Li Gangping, Huang Ying, Tang Shunyu, Song Yuhu, Liang Huimin, Liu Dehan, Yang Ling, Hou Xiaohua
1 Division of Gastroenterology, Union Hospital, Tongji Medical College, Huazhong University of Science and Technology, Wuhan, China.
2 Department of Radiology, Union Hospital, Tongji Medical College, Huazhong University of Science and Technology, Wuhan, China.
Vascular. 2018 Feb;26(1):80-89. doi: 10.1177/1708538117718638. Epub 2017 Jul 25.
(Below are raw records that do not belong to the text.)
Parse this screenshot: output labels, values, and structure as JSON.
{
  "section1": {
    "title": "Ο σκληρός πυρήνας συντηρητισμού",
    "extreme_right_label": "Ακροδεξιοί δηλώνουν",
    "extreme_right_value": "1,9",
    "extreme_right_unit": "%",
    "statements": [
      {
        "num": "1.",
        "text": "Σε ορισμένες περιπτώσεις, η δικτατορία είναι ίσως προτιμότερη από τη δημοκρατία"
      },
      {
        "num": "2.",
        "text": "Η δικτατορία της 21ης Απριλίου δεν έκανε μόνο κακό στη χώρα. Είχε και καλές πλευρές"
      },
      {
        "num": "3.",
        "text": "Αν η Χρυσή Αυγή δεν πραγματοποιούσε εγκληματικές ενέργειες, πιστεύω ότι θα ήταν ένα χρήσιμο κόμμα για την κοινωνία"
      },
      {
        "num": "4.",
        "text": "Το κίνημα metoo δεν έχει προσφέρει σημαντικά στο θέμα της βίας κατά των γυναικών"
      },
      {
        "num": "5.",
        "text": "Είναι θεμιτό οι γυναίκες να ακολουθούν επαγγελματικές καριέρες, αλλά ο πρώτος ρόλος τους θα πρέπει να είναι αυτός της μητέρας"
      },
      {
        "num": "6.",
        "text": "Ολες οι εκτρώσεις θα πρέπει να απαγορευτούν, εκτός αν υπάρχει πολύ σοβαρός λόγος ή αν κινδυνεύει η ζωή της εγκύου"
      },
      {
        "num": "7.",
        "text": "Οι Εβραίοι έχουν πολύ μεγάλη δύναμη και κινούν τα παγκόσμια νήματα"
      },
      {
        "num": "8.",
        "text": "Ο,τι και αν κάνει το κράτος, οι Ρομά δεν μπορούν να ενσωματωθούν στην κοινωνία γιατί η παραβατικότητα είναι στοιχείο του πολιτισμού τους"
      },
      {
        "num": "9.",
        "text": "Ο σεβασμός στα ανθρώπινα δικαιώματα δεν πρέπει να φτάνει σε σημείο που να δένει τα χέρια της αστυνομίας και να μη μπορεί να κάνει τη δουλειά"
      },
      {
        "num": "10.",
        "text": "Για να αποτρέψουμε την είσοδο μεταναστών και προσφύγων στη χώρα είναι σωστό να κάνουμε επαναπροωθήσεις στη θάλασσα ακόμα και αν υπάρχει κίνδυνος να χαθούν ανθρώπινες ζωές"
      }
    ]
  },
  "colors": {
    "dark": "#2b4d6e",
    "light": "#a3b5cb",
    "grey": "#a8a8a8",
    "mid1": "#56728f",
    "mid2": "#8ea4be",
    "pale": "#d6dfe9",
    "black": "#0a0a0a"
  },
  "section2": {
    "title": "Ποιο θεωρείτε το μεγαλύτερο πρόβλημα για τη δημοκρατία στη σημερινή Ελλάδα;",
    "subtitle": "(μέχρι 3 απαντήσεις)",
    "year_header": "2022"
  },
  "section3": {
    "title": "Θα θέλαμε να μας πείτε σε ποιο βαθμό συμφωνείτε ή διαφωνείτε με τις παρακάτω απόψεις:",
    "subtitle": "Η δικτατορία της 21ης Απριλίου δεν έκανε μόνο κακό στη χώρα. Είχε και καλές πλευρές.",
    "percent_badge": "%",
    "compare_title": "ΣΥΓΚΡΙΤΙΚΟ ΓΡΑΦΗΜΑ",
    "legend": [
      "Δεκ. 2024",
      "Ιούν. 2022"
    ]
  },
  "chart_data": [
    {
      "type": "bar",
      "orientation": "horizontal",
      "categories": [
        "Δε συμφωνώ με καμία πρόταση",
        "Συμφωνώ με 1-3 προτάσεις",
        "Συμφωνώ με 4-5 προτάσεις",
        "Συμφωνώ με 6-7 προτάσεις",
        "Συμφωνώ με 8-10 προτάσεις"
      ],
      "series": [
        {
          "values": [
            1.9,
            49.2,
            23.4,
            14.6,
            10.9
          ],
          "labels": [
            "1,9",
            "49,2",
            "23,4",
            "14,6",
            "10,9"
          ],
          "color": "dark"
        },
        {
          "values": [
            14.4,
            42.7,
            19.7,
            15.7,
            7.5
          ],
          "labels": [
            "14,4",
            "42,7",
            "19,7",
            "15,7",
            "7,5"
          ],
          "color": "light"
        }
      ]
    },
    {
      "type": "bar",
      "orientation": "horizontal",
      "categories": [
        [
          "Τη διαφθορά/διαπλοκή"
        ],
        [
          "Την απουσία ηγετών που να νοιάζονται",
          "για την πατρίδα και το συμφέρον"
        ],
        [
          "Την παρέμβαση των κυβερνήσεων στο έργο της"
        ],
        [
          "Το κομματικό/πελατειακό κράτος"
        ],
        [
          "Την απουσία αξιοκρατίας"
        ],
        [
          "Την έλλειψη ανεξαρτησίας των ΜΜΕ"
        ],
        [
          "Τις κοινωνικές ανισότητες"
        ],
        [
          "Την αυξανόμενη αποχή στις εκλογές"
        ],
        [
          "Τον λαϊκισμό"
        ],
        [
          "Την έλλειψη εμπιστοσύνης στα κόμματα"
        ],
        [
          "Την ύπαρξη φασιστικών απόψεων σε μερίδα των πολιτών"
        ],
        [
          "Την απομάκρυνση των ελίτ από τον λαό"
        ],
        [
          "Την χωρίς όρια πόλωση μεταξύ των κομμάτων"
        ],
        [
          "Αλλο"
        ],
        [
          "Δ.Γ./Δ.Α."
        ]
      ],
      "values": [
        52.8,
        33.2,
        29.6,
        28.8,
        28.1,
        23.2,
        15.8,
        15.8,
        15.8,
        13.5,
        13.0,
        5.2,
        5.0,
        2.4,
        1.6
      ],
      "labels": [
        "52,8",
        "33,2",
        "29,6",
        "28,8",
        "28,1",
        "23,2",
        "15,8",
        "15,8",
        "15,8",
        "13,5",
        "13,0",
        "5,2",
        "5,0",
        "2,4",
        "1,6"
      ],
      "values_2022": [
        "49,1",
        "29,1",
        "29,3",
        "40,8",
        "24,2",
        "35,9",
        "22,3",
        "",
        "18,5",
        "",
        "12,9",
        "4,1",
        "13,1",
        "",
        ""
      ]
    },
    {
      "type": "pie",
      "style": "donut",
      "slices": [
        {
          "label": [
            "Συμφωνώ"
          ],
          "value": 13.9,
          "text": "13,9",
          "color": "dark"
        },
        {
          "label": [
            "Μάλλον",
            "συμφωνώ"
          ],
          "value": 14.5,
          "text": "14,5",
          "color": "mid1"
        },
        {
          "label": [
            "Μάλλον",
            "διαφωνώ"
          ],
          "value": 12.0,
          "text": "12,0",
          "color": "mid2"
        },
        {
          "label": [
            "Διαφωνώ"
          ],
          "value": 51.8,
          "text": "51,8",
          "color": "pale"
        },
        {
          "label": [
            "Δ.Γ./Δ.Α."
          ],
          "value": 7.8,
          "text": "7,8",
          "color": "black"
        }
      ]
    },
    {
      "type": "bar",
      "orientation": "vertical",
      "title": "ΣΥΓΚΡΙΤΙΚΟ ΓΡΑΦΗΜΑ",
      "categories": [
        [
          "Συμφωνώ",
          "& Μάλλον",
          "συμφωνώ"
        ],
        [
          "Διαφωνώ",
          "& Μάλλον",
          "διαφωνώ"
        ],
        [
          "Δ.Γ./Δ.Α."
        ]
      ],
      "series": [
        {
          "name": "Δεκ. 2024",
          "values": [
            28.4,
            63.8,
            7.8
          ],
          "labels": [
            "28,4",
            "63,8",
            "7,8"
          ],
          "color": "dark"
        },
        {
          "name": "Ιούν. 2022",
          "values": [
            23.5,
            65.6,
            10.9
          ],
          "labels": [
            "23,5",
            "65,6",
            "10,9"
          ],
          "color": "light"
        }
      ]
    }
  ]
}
Background The characteristics and prevalence of Budd-Chiari syndrome in China remain unclear. This study aimed to analyze the clinical features of Budd-Chiari syndrome in Chinese patients in the Hubei area. Methods One-hundred and thirty patients with Budd-Chiari syndrome, admitted to Union Hospital from January 2002 to January 2011, were included in this retrospective study. Clinical features, laboratory data, imaging characteristics, and cumulative patency rates were analyzed. Results Of the 130 patients with Budd-Chiari syndrome, 77 were men (59.2%) and 53 women (40.8%). Budd-Chiari syndrome was more commonly associated with inferior vena cava block (56.9%, 74/130) than hepatic vein block (19.2%, 25/130) and combined inferior vena cava/hepatic vein block (23.9%, 31/130). The clinical features of Budd-Chiari syndrome varied based on the location of the obstruction. The incidence of bilirubin abnormality, elevated alkaline phosphatase, and γ-glutamyl peptide transferase levels was common in patients with Budd-Chiari syndrome. Liver injury was more severe in cases with combined inferior vena cava/hepatic vein block than in the other two types of Budd-Chiari syndrome. Color Doppler ultrasound imaging was better for the diagnosis of hepatic vein obstruction, while computed tomography and magnetic resonance imaging were superior in diagnosing inferior vena cava obstruction. The cumulative 1-, 5-, and 10-year patency rates were 97%, 69%, and 59%, respectively. Univariate analysis indicated that liver cirrhosis was an independent risk factor of recurrence. Conclusion The most prevalent type of Budd-Chiari syndrome is inferior vena cava obstruction in Chinese patients in the Hubei area. Different types of Budd-Chiari syndrome have diverse clinical and biochemical features, which may assist clinicians in diagnosing Budd-Chiari syndrome. Liver cirrhosis was found as an independent risk factor of recurrence.
布加综合征在中国的特征及患病率尚不清楚。本研究旨在分析湖北地区中国患者布加综合征的临床特征。方法:本回顾性研究纳入了2002年1月至2011年1月在协和医院收治的130例布加综合征患者。分析其临床特征、实验室数据、影像学特征及累积通畅率。结果:130例布加综合征患者中,男性77例(59.2%),女性53例(40.8%)。布加综合征与下腔静脉阻塞(56.9%,74/130)的关联比肝静脉阻塞(19.2%,25/130)及下腔静脉/肝静脉联合阻塞(23.9%,31/130)更为常见。布加综合征的临床特征因梗阻部位而异。布加综合征患者胆红素异常、碱性磷酸酶及γ-谷氨酰肽转移酶水平升高的发生率常见。下腔静脉/肝静脉联合阻塞病例的肝损伤比其他两种类型的布加综合征更严重。彩色多普勒超声成像对肝静脉阻塞的诊断较好,而计算机断层扫描和磁共振成像在诊断下腔静脉阻塞方面更具优势。累积1年、5年和10年通畅率分别为97%、69%和59%。单因素分析表明肝硬化是复发的独立危险因素。结论:在湖北地区的中国患者中,布加综合征最常见的类型是下腔静脉阻塞。不同类型的布加综合征具有不同的临床和生化特征,这可能有助于临床医生诊断布加综合征。发现肝硬化是复发的独立危险因素。